33 157 Wijziging van onder meer de Wet op het primair onderwijs, de Wet op de expertisecentra en de Wet College voor examens in verband met de invoering van een centrale eindtoets, de invoering van een leerling- en onderwijsvolgsysteem en invoering van bekostigingsvoorschriften voor minimumleerresultaten voor speciale scholen voor basisonderwijs en scholen voor speciaal onderwijs en speciaal en voortgezet speciaal onderwijs (centrale eindtoets en leerling- en onderwijsvolgsysteem primair onderwijs)

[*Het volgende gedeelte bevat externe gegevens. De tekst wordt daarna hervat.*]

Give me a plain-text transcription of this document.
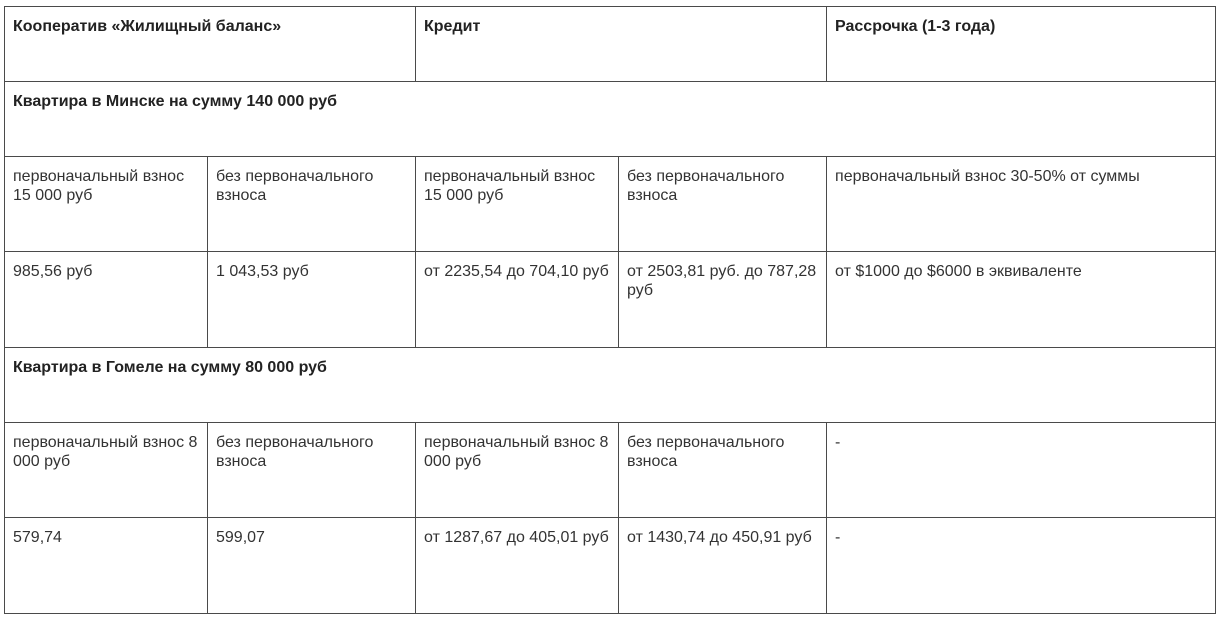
Кооператив «Жилищный баланс»		Кредит		Рассрочка (1-3 года)
Квартира в Минске на сумму 140 000 руб				
первоначальный взнос 15 000 руб	без первоначального взноса	первоначальный взнос 15 000 руб	без первоначального взноса	первоначальный взнос 30-50% от суммы
985,56 руб	1 043,53 руб	от 2235,54 до 704,10 руб	от 2503,81 руб. до 787,28 руб	от $1000 до $6000 в эквиваленте
Квартира в Гомеле на сумму 80 000 руб				
первоначальный взнос 8 000 руб	без первоначального взноса	первоначальный взнос 8 000 руб	без первоначального взноса	-
579,74	599,07	от 1287,67 до 405,01 руб	от 1430,74 до 450,91 руб	-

O VERSLAG VAN EEN SCHRIFTELIJK OVERLEG

Vastgesteld 7 juli 2016

De vaste commissie voor Onderwijs, Cultuur en Wetenschap1 heeft kennisgenomen van de brief van de Staatssecretaris van Onderwijs, Cultuur en Wetenschap van 18 mei 2016 inzake de planning van de afname van de Centrale Eindtoets in 2017 en 2018.2 Naar aanleiding hiervan is op 3 juni 2016 een brief gestuurd aan de Staatssecretaris.

De Staatssecretaris heeft op 7 juli 2016 gereageerd.

De commissie brengt bijgaand verslag uit van het gevoerde schriftelijk overleg.

De griffier van de vaste commissie voor Onderwijs, Cultuur en Wetenschap, Bergman

BRIEF VAN DE VOORZITTER VAN DE VASTE COMMISSIE VOOR ONDERWIJS, CULTUUR EN WETENSCHAP

Aan de Staatssecretaris van Onderwijs, Cultuur en Wetenschap

Den Haag, 3 juni 2016

De commissie voor Onderwijs, Cultuur en Wetenschap heeft kennisgenomen van uw brief van 18 mei 2016 inzake de planning van de afname van de Centrale Eindtoets in 2017 en 2018.3 U geeft in deze brief een toelichting op het besluit van het College voor Toetsen en Examens (CvTE). Naar aanleiding van deze brief wensen de leden van de fracties van de VVD en van GroenLinks de volgende vragen te stellen.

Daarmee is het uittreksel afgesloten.